Exception 3. If the distribution is a
qualified charitable distribution (QCD),
enter the total distribution on line 15a. If
the total amount distributed is a QCD,
enter -0- on line 15b. If only part of the
distribution is a QCD, enter the part that
is not a QCD on line 15b unless Exception
2 applies to that part. Enter “QCD”
next to line 15b.
Anonymous
Anonymous   |     |   Comment #21
I also attached the letter (similar to 17 above) to the tax return with the receipt
Anonymous
Anonymous   |     |   Comment #13
very helpful and current.
#16 - This comment has been removed for violating our comment policy.
Anonymous
Anonymous   |     |   Comment #19
" Just thinking about paying taxes on my IRA assets was like imagining my contracting a dread disease—it was too awful to contemplate." Need I mention tax-deferral.

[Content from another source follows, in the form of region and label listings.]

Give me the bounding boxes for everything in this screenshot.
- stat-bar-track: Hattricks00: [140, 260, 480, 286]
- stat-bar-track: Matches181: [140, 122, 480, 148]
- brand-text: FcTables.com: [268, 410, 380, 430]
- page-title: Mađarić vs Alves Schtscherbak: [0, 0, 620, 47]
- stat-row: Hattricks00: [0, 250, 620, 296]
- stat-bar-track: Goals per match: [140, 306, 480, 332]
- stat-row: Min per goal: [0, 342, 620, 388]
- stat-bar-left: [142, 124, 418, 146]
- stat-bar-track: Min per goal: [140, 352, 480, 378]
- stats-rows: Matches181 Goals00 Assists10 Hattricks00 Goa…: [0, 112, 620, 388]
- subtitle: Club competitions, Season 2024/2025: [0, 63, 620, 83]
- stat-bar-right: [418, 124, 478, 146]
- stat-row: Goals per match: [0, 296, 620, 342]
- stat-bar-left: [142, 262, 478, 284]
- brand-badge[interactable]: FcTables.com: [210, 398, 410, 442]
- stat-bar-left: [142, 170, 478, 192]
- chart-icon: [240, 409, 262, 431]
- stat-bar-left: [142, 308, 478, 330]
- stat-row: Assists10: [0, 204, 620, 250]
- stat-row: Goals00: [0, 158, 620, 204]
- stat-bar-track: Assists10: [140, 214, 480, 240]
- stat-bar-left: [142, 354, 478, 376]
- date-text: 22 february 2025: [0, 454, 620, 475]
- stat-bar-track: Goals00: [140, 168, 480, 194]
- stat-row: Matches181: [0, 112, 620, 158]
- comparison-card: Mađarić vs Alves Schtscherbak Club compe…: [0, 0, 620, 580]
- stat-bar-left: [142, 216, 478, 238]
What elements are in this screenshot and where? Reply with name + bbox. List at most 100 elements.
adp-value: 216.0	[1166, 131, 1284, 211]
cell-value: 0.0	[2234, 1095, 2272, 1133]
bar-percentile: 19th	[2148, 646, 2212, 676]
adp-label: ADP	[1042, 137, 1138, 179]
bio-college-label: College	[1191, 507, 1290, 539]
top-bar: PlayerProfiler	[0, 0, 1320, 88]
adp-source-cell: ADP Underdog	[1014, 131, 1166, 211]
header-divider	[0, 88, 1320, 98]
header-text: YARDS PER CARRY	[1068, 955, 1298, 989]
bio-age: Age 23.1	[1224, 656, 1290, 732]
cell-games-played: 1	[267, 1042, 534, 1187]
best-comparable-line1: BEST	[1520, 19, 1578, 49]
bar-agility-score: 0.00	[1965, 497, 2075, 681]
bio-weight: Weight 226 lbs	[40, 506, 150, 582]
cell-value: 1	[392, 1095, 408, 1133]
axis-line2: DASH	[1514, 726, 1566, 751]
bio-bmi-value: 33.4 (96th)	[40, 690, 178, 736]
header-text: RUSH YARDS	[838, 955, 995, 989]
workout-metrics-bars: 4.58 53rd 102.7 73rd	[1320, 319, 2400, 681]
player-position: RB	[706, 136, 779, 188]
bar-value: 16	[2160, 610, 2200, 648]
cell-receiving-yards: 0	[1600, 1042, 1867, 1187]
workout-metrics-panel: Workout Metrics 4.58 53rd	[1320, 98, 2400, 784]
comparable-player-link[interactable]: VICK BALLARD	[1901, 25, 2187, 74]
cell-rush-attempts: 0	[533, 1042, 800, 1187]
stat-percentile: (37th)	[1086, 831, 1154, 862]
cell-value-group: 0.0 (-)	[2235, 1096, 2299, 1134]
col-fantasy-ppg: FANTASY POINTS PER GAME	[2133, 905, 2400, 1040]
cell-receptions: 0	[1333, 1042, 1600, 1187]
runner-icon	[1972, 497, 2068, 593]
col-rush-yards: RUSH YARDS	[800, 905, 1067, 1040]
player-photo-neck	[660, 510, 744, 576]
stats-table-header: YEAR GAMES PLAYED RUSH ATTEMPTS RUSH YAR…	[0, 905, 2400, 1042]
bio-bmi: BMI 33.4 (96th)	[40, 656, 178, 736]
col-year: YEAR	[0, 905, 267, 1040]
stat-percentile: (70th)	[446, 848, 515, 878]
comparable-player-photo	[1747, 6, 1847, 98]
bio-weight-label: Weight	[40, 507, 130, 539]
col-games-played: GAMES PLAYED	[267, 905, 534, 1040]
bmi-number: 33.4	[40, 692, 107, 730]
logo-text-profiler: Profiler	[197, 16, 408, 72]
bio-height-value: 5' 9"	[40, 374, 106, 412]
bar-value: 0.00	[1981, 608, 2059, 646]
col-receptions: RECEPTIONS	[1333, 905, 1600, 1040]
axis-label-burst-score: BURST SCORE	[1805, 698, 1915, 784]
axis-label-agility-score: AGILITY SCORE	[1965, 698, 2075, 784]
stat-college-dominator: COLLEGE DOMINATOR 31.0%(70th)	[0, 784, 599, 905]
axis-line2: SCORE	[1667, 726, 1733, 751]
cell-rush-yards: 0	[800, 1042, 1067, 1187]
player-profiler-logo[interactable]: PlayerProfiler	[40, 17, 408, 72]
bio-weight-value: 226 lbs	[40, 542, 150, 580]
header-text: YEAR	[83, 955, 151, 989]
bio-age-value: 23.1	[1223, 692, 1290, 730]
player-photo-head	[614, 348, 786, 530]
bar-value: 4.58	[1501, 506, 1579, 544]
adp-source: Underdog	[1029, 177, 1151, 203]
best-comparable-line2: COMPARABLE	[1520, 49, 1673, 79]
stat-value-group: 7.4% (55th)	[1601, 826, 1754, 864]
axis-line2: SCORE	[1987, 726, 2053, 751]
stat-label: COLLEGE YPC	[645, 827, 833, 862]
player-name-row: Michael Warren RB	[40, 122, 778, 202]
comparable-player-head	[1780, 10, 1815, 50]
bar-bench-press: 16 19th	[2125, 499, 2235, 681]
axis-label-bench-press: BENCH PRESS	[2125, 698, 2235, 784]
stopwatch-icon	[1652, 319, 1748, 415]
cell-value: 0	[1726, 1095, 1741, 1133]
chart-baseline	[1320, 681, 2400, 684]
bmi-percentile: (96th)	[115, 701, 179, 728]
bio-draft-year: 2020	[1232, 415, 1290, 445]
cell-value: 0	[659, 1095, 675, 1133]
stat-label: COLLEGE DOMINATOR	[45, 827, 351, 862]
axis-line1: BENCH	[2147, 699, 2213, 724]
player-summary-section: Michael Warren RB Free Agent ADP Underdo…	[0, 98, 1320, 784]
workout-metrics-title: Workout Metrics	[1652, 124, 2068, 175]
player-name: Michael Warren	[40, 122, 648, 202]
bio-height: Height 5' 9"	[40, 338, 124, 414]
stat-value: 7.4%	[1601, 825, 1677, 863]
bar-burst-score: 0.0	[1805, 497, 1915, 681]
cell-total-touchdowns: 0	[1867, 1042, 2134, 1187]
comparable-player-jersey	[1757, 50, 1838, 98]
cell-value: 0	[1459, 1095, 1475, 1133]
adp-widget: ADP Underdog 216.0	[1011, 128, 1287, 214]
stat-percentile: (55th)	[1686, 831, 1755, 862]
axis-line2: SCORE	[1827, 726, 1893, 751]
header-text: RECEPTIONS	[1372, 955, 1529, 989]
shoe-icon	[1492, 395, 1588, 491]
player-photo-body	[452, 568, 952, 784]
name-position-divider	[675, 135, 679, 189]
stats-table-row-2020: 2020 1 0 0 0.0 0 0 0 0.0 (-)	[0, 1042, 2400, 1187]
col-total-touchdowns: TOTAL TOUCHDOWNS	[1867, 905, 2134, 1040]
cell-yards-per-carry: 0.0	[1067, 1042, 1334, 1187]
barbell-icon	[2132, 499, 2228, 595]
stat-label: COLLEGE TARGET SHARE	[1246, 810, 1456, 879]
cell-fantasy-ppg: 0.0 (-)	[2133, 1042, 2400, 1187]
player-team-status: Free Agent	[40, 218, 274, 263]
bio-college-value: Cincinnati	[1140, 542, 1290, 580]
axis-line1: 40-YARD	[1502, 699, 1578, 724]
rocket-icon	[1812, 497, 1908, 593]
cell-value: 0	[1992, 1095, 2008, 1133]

This type of planning (you are a generous man) is why there should be no tax deferrals at all. Earn, pay tax and invest as you please. Pay tax on dividends and capital gains and call it a day. Do as YOU please with the rest of your money. Oh, and employer 401K contributions should also be taxed at time of issuance. I know people who think they have a million bucks in their 401K. When I tell them they are already in the 25% bracket due to other income and that their 401K is worth 750K they argue every time.

Again, your generosity in giving is admirable!     
#22 - This comment has been removed for violating our comment policy.
#24 - This comment has been removed for violating our comment policy.